First we the next available slot for the given key. If the slot is empty (null), we insert the key into the keys table, and increase the map size. Then we update the values table with the new value. Finally, we resize the table if the load factor becomes too large.

Deleting from an open addressing hash table is explained later in this chapter.

8.6.4 Linear probing

The simplest approach to collsion resolution is simply to move down the table from the home slot until a free slot is found. This is known as linear probing. The probe function for simple linear probing is $\textbf{p}(K, i) = i$ . That is, the $i$ th offset on the probe sequence is just $i$ , meaning that the $i$ th step is simply to move down $i$ slots in the table.
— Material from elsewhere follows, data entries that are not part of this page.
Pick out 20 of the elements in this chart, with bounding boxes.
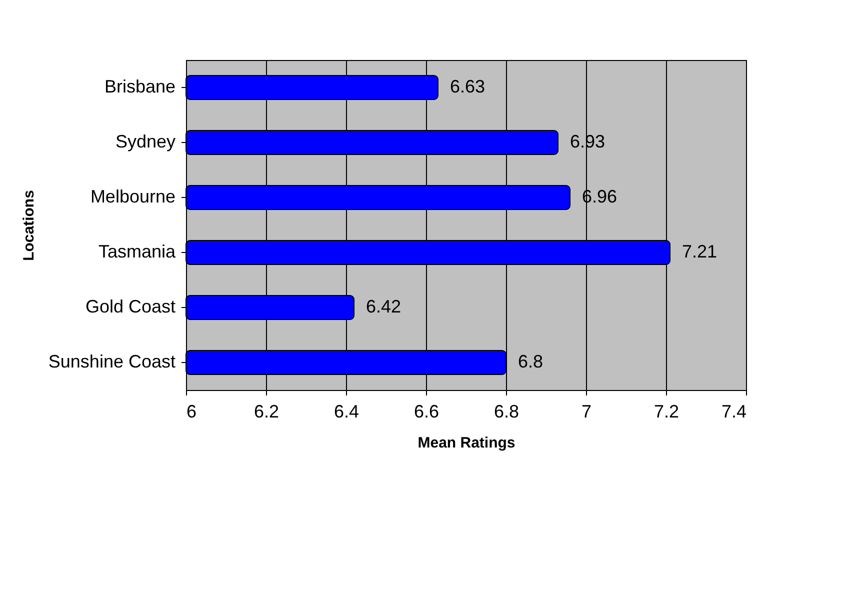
data-label: 6.42 <box>366 296 402 316</box>
data-label: 6.8 <box>518 352 544 372</box>
y-tick-label: Brisbane <box>104 76 176 96</box>
x-axis-title: Mean Ratings <box>418 434 516 452</box>
x-tick-label: 7.2 <box>654 402 680 422</box>
x-tick-label: 6.6 <box>414 402 440 422</box>
x-tick-label: 7 <box>581 402 592 422</box>
x-tick-label: 6.2 <box>254 402 280 422</box>
y-tick-label: Melbourne <box>90 186 176 206</box>
y-tick-label: Sydney <box>115 132 176 152</box>
x-tick-label: 7.4 <box>721 402 746 422</box>
y-tick-label: Gold Coast <box>85 296 176 316</box>
data-label: 6.63 <box>450 76 486 96</box>
x-tick-label: 6.8 <box>494 402 520 422</box>
data-label: 7.21 <box>682 242 718 262</box>
y-tick-label: Sunshine Coast <box>48 352 176 372</box>
y-axis-title: Locations <box>20 190 38 261</box>
x-tick-label: 6.4 <box>334 402 360 422</box>
x-tick-label: 6 <box>186 402 197 422</box>
y-tick-label: Tasmania <box>98 242 176 262</box>
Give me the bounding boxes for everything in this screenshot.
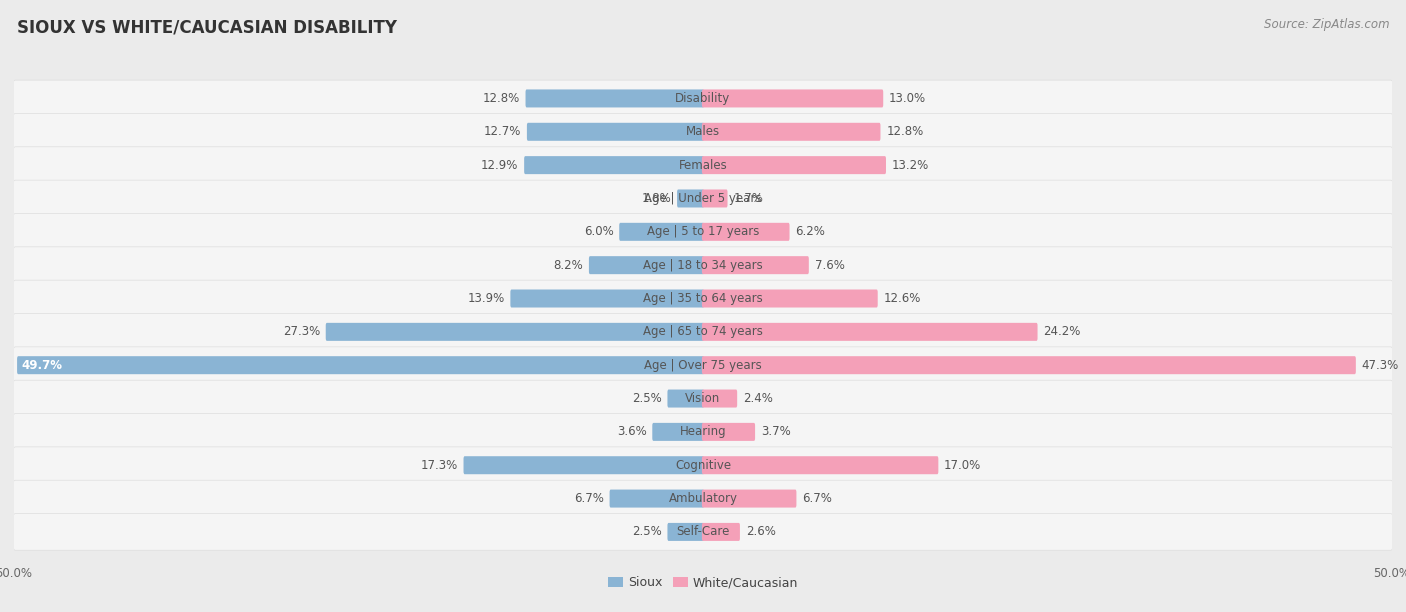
Text: Age | 18 to 34 years: Age | 18 to 34 years [643,259,763,272]
Text: Females: Females [679,159,727,171]
FancyBboxPatch shape [702,156,886,174]
FancyBboxPatch shape [527,123,704,141]
FancyBboxPatch shape [524,156,704,174]
FancyBboxPatch shape [610,490,704,507]
FancyBboxPatch shape [589,256,704,274]
Text: 47.3%: 47.3% [1361,359,1399,371]
Text: 24.2%: 24.2% [1043,326,1081,338]
FancyBboxPatch shape [702,323,1038,341]
FancyBboxPatch shape [702,256,808,274]
FancyBboxPatch shape [13,113,1393,150]
FancyBboxPatch shape [13,180,1393,217]
FancyBboxPatch shape [13,214,1393,250]
Text: 12.9%: 12.9% [481,159,519,171]
FancyBboxPatch shape [510,289,704,307]
Text: 6.0%: 6.0% [583,225,613,238]
Text: 2.5%: 2.5% [631,392,662,405]
FancyBboxPatch shape [702,223,790,241]
FancyBboxPatch shape [668,389,704,408]
Text: 6.7%: 6.7% [574,492,603,505]
FancyBboxPatch shape [652,423,704,441]
Text: 3.6%: 3.6% [617,425,647,438]
Text: Age | 5 to 17 years: Age | 5 to 17 years [647,225,759,238]
Text: 6.7%: 6.7% [803,492,832,505]
FancyBboxPatch shape [702,456,938,474]
Text: 13.2%: 13.2% [891,159,929,171]
FancyBboxPatch shape [678,190,704,207]
Text: 2.5%: 2.5% [631,526,662,539]
Text: Hearing: Hearing [679,425,727,438]
FancyBboxPatch shape [13,147,1393,184]
FancyBboxPatch shape [702,289,877,307]
Text: 2.4%: 2.4% [742,392,773,405]
Text: 27.3%: 27.3% [283,326,321,338]
FancyBboxPatch shape [702,523,740,541]
FancyBboxPatch shape [13,414,1393,450]
Text: Cognitive: Cognitive [675,459,731,472]
Text: 6.2%: 6.2% [796,225,825,238]
Text: 17.3%: 17.3% [420,459,458,472]
FancyBboxPatch shape [702,389,737,408]
FancyBboxPatch shape [13,347,1393,384]
FancyBboxPatch shape [13,380,1393,417]
Text: Age | Under 5 years: Age | Under 5 years [644,192,762,205]
Text: 7.6%: 7.6% [814,259,845,272]
Legend: Sioux, White/Caucasian: Sioux, White/Caucasian [603,571,803,594]
FancyBboxPatch shape [526,89,704,108]
FancyBboxPatch shape [702,123,880,141]
Text: 49.7%: 49.7% [21,359,62,371]
Text: Self-Care: Self-Care [676,526,730,539]
Text: Age | Over 75 years: Age | Over 75 years [644,359,762,371]
FancyBboxPatch shape [13,80,1393,117]
FancyBboxPatch shape [13,447,1393,483]
FancyBboxPatch shape [13,480,1393,517]
FancyBboxPatch shape [702,356,1355,374]
FancyBboxPatch shape [702,423,755,441]
Text: 1.8%: 1.8% [641,192,671,205]
Text: 17.0%: 17.0% [945,459,981,472]
Text: 1.7%: 1.7% [734,192,763,205]
Text: Disability: Disability [675,92,731,105]
Text: Vision: Vision [685,392,721,405]
Text: 13.0%: 13.0% [889,92,927,105]
Text: 2.6%: 2.6% [745,526,776,539]
Text: 12.8%: 12.8% [886,125,924,138]
Text: SIOUX VS WHITE/CAUCASIAN DISABILITY: SIOUX VS WHITE/CAUCASIAN DISABILITY [17,18,396,36]
FancyBboxPatch shape [702,490,796,507]
FancyBboxPatch shape [13,247,1393,283]
Text: 8.2%: 8.2% [554,259,583,272]
FancyBboxPatch shape [13,313,1393,350]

Once the bottom of the table is reached, the probe sequence wraps around to the beginning of the table (since the last step is to mod the result to the table size). Linear probing has the virtue that all slots in the table will be candidates for inserting a new record before the probe sequence returns to the home position.

Can you see any reason why this might not be the best approach to collision resolution?

8.6.5 The Problem with Linear Probing

While linear probing is probably the first idea that comes to mind when considering collision resolution policies, it is not the only one possible. Probe function p allows us many options for how to do collision resolution. In fact, linear probing is one of the worst collision resolution methods. The main problem is illustrated by the next slideshow.

Again, the ideal behavior for a collision resolution mechanism is that each empty slot in the table will have equal probability of receiving the next record inserted (assuming that every slot in the table has equal probability of being hashed to initially). This tendency of linear probing to cluster items together is known as primary clustering. Small clusters tend to merge into big clusters, making the problem worse.

The problem with primary clustering is that it leads to long probe sequences, which increases execution time. However, linear probing is still a very common probing method, because it is so simple and can be implemented efficiently.